4.a) Explain Exploratory Data Analysis
Answer:
Exploratory Data Analysis
Exploratory Data Analysis (EDA) is an approach of analyzing data sets to summarize their main characteristics, often using statistical graphics and other data visualization methods.
- It is the First step towards building a model. The understanding of the problem you are working on is changing as you go. – Thereby “Exploratory”.
Philosophy of EDA
- Gain Intuition about the data, Make comparisons between distributions, sanity checking (ensuring data is on the expected scale and format), missing data analysis, outlier analysis and summarize it.
- In the context of data generated from logs, EDA helps with the debugging process. Patterns found in the data could be something actually wrong with the logging process that needs fixing. If you never go to the trouble of debugging, you’ll continue to think your patterns are real.
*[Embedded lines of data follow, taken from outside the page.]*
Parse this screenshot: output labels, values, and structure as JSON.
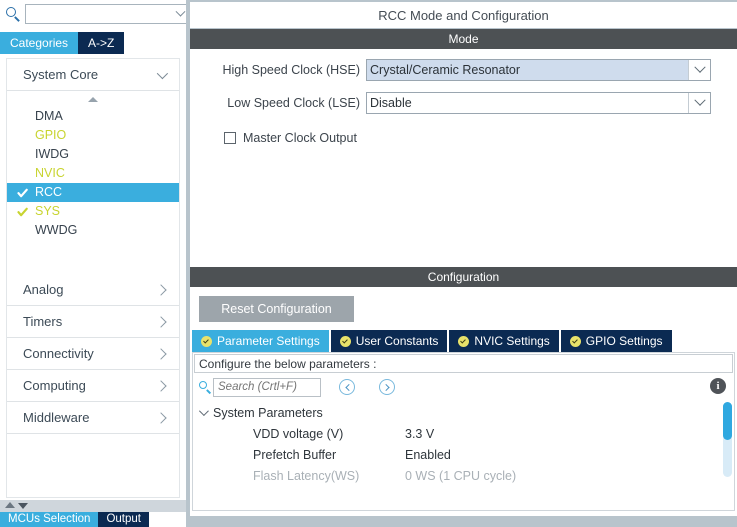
{
  "left_panel": {
    "mcu_search": {
      "value": "",
      "placeholder": ""
    },
    "gear_icon": "gear-icon",
    "search_icon": "search-icon",
    "tabs": [
      {
        "label": "Categories",
        "active": true
      },
      {
        "label": "A->Z",
        "active": false
      }
    ],
    "groups": [
      {
        "label": "System Core",
        "expanded": true
      },
      {
        "label": "Analog",
        "expanded": false
      },
      {
        "label": "Timers",
        "expanded": false
      },
      {
        "label": "Connectivity",
        "expanded": false
      },
      {
        "label": "Computing",
        "expanded": false
      },
      {
        "label": "Middleware",
        "expanded": false
      }
    ],
    "peripherals": [
      {
        "label": "DMA",
        "state": "normal",
        "checked": false,
        "selected": false
      },
      {
        "label": "GPIO",
        "state": "green",
        "checked": false,
        "selected": false
      },
      {
        "label": "IWDG",
        "state": "normal",
        "checked": false,
        "selected": false
      },
      {
        "label": "NVIC",
        "state": "green",
        "checked": false,
        "selected": false
      },
      {
        "label": "RCC",
        "state": "normal",
        "checked": true,
        "selected": true
      },
      {
        "label": "SYS",
        "state": "green",
        "checked": true,
        "selected": false
      },
      {
        "label": "WWDG",
        "state": "normal",
        "checked": false,
        "selected": false
      }
    ],
    "bottom_tabs": [
      {
        "label": "MCUs Selection",
        "active": true
      },
      {
        "label": "Output",
        "active": false
      }
    ]
  },
  "main": {
    "title": "RCC Mode and Configuration",
    "mode": {
      "header": "Mode",
      "fields": [
        {
          "label": "High Speed Clock (HSE)",
          "value": "Crystal/Ceramic Resonator",
          "highlight": true
        },
        {
          "label": "Low Speed Clock (LSE)",
          "value": "Disable",
          "highlight": false
        }
      ],
      "checkbox": {
        "label": "Master Clock Output",
        "checked": false
      }
    },
    "configuration": {
      "header": "Configuration",
      "reset_button": "Reset Configuration",
      "tabs": [
        {
          "label": "Parameter Settings",
          "active": true
        },
        {
          "label": "User Constants",
          "active": false
        },
        {
          "label": "NVIC Settings",
          "active": false
        },
        {
          "label": "GPIO Settings",
          "active": false
        }
      ],
      "configure_label": "Configure the below parameters :",
      "search": {
        "value": "",
        "placeholder": "Search (Crtl+F)"
      },
      "prev_icon": "chevron-left-circle-icon",
      "next_icon": "chevron-right-circle-icon",
      "info_icon": "info-icon",
      "info_glyph": "i",
      "param_group": "System Parameters",
      "params": [
        {
          "name": "VDD voltage (V)",
          "value": "3.3 V",
          "disabled": false
        },
        {
          "name": "Prefetch Buffer",
          "value": "Enabled",
          "disabled": false
        },
        {
          "name": "Flash Latency(WS)",
          "value": "0 WS (1 CPU cycle)",
          "disabled": true
        }
      ]
    }
  },
  "colors": {
    "accent_blue": "#3aaede",
    "dark_navy": "#0b2a52",
    "header_gray": "#4d5154",
    "green_text": "#c8d430",
    "panel_bg": "#b8c4cc",
    "highlight_field": "#cfdced"
  }
}
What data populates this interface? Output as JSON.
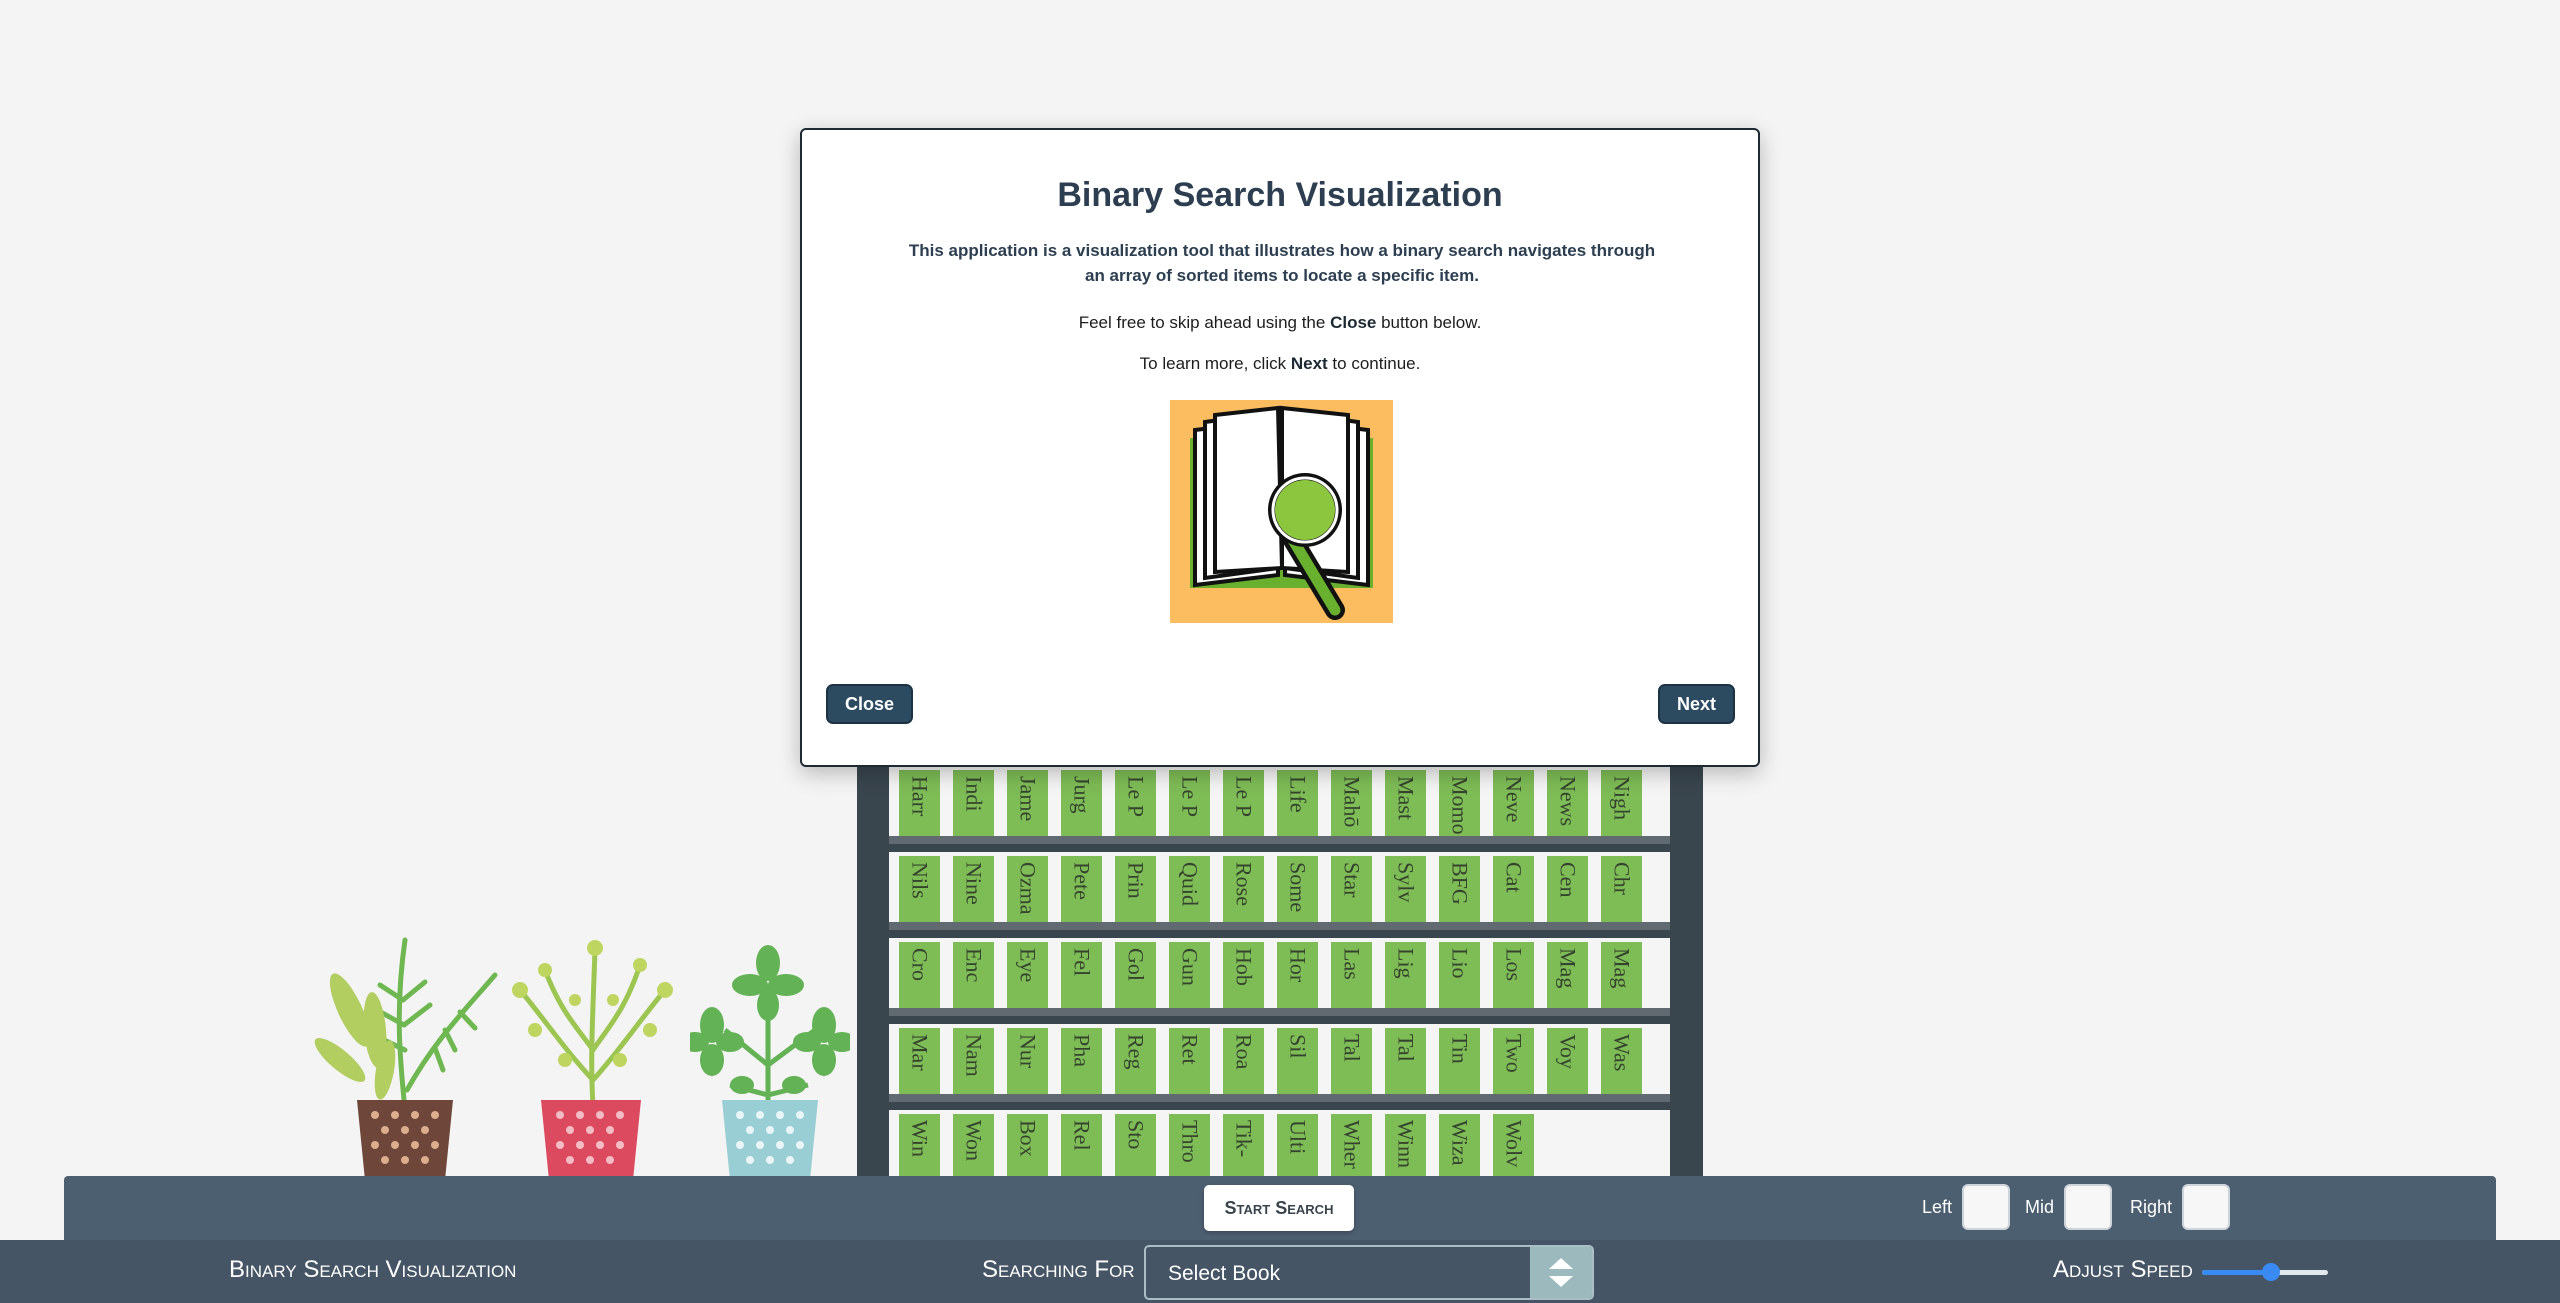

- EDA helps to ensure that the product is performing as intended.
- The insights drawn from EDA can be used to improve the development of algorithms.
- Example: Develop a ranking algorithm that ranks content shown to the users. – Develop a notion of “Popular”
- Before deciding how to quantify popularity (no. of clicks, most commented, average etc.) the behaviour of the data needs to be understood.
Exercise: EDA There are 31 datasets named nyt1.csv, nyt2.csv,…,nyt31.csv, which you can find here: https://github.com/oreillymedia/doing_data_science.
Each one represents one (simulated) day’s worth of ads shown and clicks recorded on the New York Times home page in May 2012. Each row represents a single user. There are five columns: age, gender (0=female, 1=male), number impressions, number clicks, and logged in.
We use R to handle these data. It’s a programming language designed specifically for data analysis, and it’s pretty intuitive to start using. Code can be written based on the following logic,
- Reading Data: Loading a dataset from a URL.
- Categorization: Creating age categories based on the ‘Age’ variable.
- Summary Statistics: Generating summary statistics for the dataset and for age categories.
- Visualization: Creating histograms and boxplots to visualize data distribution.
- Click-Through Rate (CTR): Calculating and visualizing the click-through rate.
- Creating Categories: Creating a new column ‘scode’ to categorize data based on impressions and clicks.
- Converting to Factor: Converting the newly created column into a factor.
- Summary Table: Generating a summary table for impressions based on the created categories.